Monday, April 7, 2008

Bowling for Torture

For those of you who don't know who John Yoo is, I can't say I blame you.

The MSM has barely reported on the so-called "Torture Memo," which Yoo authored while he was the Deputy Assistant Attorney General at the Justice Department's Office of Legal Counsel.

The memo is pretty damning, since it explicitly endorses the use of torture against enemy combatants, but it seems that the MSM is far more concerned with Barack Obama's bowling skills:

Here are the number of times, according to NEXIS, that various topics have been mentioned in the media over the past thirty days:

"Yoo and torture" - 102
"Mukasey and 9/11" -- 73
"Yoo and Fourth Amendment" -- 16
"Obama and bowling" -- 1,043
"Obama and Wright" -- More than 3,000 (too many to be counted)
"Obama and patriotism" - 1,607
"Clinton and Lewinsky" -- 1,079


Ugh. I'm really beginning to hate the media.

2 comments:

MediaMaven said...

You're just beginning to hate the media now?

They always do this; light 'n' easy stories are easy to report on (and people are amused by anecdotes that a would-be presidential nominee can only score a 37 in bowling) but investigative, deep stories with far-ranging implications are practically left to the intellectuals or the news junkies, because no one else wants to read depressing and complicated stories.

Look on Google News one day and compare how many outlets picked up the latest American Idol loser compared to the big news story of the day or week. Now that's depressing.

For example, the Spitzer investigation is still hitting the papers, but now it's about when he lied, the nitty-gritty legal jargon of the case. It's inside all the papers, essentially forgotten.
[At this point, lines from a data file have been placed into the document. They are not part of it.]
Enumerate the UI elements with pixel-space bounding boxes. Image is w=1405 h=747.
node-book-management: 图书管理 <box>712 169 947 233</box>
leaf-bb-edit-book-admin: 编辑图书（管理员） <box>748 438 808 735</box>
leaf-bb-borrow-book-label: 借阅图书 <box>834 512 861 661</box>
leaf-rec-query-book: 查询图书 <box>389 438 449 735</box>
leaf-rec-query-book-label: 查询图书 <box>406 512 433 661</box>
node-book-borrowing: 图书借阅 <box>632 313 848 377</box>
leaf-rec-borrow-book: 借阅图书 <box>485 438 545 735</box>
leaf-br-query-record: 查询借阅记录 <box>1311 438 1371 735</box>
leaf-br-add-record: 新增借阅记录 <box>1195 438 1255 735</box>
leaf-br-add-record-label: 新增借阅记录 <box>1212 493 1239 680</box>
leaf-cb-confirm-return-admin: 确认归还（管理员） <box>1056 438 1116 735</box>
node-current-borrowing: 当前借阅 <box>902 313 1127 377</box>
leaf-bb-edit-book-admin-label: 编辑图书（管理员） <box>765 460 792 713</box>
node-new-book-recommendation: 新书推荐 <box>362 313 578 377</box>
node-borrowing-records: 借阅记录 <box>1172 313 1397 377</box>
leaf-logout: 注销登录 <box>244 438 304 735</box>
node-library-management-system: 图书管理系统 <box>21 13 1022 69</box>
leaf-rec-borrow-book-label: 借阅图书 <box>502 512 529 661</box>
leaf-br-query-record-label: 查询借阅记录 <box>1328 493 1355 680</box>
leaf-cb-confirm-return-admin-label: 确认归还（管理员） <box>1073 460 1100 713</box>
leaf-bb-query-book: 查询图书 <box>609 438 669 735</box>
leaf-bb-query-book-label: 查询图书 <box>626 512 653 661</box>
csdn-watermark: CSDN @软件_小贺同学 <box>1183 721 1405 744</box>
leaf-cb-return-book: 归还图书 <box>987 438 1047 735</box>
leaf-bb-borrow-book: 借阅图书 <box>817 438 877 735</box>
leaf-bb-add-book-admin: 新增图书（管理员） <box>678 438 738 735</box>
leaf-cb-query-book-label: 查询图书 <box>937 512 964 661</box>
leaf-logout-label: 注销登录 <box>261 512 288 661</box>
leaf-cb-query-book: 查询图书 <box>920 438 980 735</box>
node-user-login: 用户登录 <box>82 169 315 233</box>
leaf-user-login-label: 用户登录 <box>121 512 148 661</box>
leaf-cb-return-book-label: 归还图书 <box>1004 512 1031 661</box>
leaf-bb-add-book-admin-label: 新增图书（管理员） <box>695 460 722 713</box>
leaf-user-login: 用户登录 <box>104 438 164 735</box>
It's not scandalous anymore now that all available photo albums of Ashley Alexandra Dupre have been exhumed.

(For the record, I didn't recognize John Yoo's name right away, but as soon as you mentioned "Torture Memo" I knew. Which, when I read about it last week, thought was huge. Thank you, Wall Street Journal.)

John said...

Beginning? What took you so long?

Oh. Apparently I'm not the only one to take advantage of that easy setup.

Wait until they release the graphic version of the report! Then people will stand up and pay attention!
I'm not kidding. Just look what adapting the 9/11 Commission Report into a "graphic novel" (the comic industry's most incorrectly used term) did for its popularity. People will choose pictures over words nearly every time!